How can you shift your attention away from change? I am largely unconvinced by people who say that they feel the real, immediate presence of God, Jesus, or their souls. Those are extremely advanced attainments on the spiritual path, certainly not among the first doors that open on the journey. But I do know that I can experience myself, so now my job is to find the part of myself that doesn’t change. Clearly my mind changes all the time, as quickly as the next thought, and so does my body, as quickly as the next skin cell sloughing off or the next heartbeat. So the search for non-change must take me elsewhere.
This is where meditation proves most useful. When you meditate, you shift your focus. Instead of paying attention to the surface of the mind, which teems with constant change, you go deeper to experience silence. In and of itself, silence is pointless. Life is about action and response, not silent detachment. But inner silence is something far more profound: It is awareness being aware of itself, also known as wakefulness, or mindfulness.
In its silent depths, your mind knows everything that’s going on. Time collapses into a single focal point, where the one unshakable thing you know is “I am.” This isn’t passive knowledge. It is the center of everything, the source of all the activity that springs forth as thoughts, sensations, and external events.

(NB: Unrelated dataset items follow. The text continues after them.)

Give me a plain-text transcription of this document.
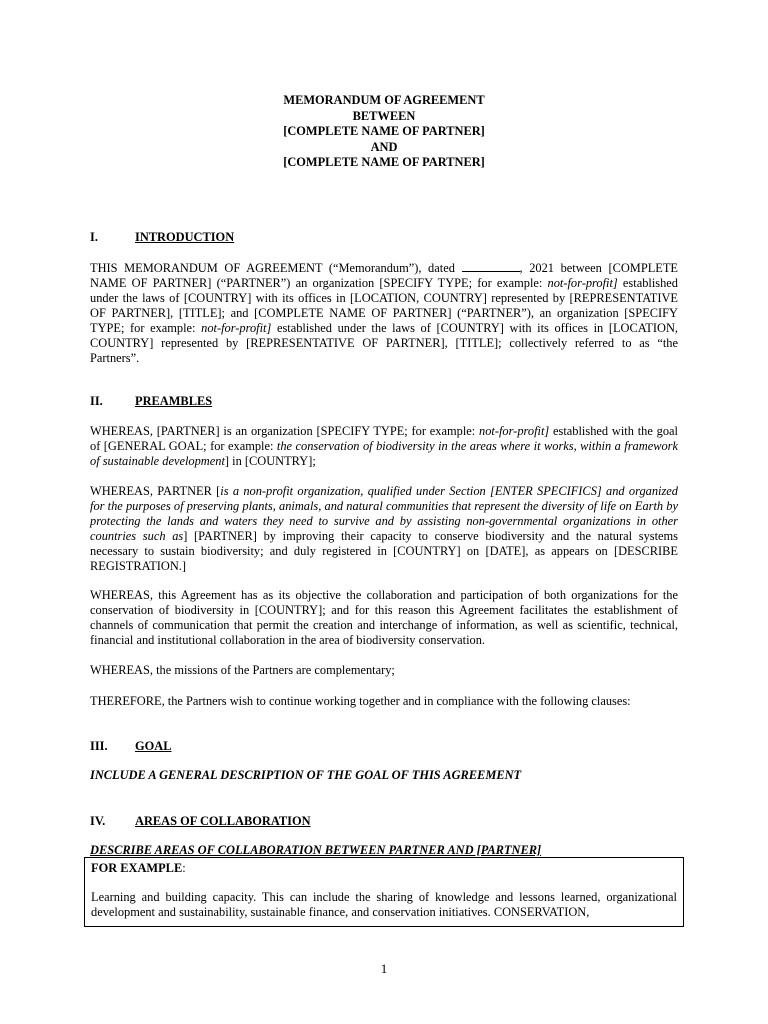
MEMORANDUM OF AGREEMENT
BETWEEN
[COMPLETE NAME OF PARTNER]
AND
[COMPLETE NAME OF PARTNER]
I.	INTRODUCTION

THIS MEMORANDUM OF AGREEMENT (“Memorandum”), dated	, 2021 between [COMPLETE NAME OF PARTNER] (“PARTNER”) an organization [SPECIFY TYPE; for example: not-for-profit] established under the laws of [COUNTRY] with its offices in [LOCATION, COUNTRY] represented by [REPRESENTATIVE OF PARTNER], [TITLE]; and [COMPLETE NAME OF PARTNER] (“PARTNER”), an organization [SPECIFY TYPE; for example: not-for-profit] established under the laws of [COUNTRY] with its offices in [LOCATION, COUNTRY] represented by [REPRESENTATIVE OF PARTNER], [TITLE]; collectively referred to as “the Partners”.

II.	PREAMBLES

WHEREAS, [PARTNER] is an organization [SPECIFY TYPE; for example: not-for-profit] established with the goal of [GENERAL GOAL; for example: the conservation of biodiversity in the areas where it works, within a framework of sustainable development] in [COUNTRY];

WHEREAS, PARTNER [is a non-profit organization, qualified under Section [ENTER SPECIFICS] and organized for the purposes of preserving plants, animals, and natural communities that represent the diversity of life on Earth by protecting the lands and waters they need to survive and by assisting non-governmental organizations in other countries such as] [PARTNER] by improving their capacity to conserve biodiversity and the natural systems necessary to sustain biodiversity; and duly registered in [COUNTRY] on [DATE], as appears on [DESCRIBE REGISTRATION.]

WHEREAS, this Agreement has as its objective the collaboration and participation of both organizations for the conservation of biodiversity in [COUNTRY]; and for this reason this Agreement facilitates the establishment of channels of communication that permit the creation and interchange of information, as well as scientific, technical, financial and institutional collaboration in the area of biodiversity conservation.

WHEREAS, the missions of the Partners are complementary;

THEREFORE, the Partners wish to continue working together and in compliance with the following clauses:

III. GOAL
INCLUDE A GENERAL DESCRIPTION OF THE GOAL OF THIS AGREEMENT
IV. AREAS OF COLLABORATION
DESCRIBE AREAS OF COLLABORATION BETWEEN PARTNER AND [PARTNER]
FOR EXAMPLE:
Learning and building capacity. This can include the sharing of knowledge and lessons learned, organizational development and sustainability, sustainable finance, and conservation initiatives. CONSERVATION,
1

Silence, it turns out, is the womb of creation. Therefore, meditation is a creative event through which you are reclaiming authorship of your life.
Now we see what meditating 24 hours a day actually means: You retain your alertness and wakefulness all the time. Once you have authorship of your self, you come out of silence into activity to write your own story. Now there is no difference between sitting in meditation and living in the world. Both are expressions of awareness, the one silent, and the other active. Now you maintain two types of attention, one devoted to change, the other to non-change. This is the shift in consciousness that allows you to live from the level of the soul.
Adapted from Why is God Laughing? by Deepak Chopra (Harmony Books, 2008).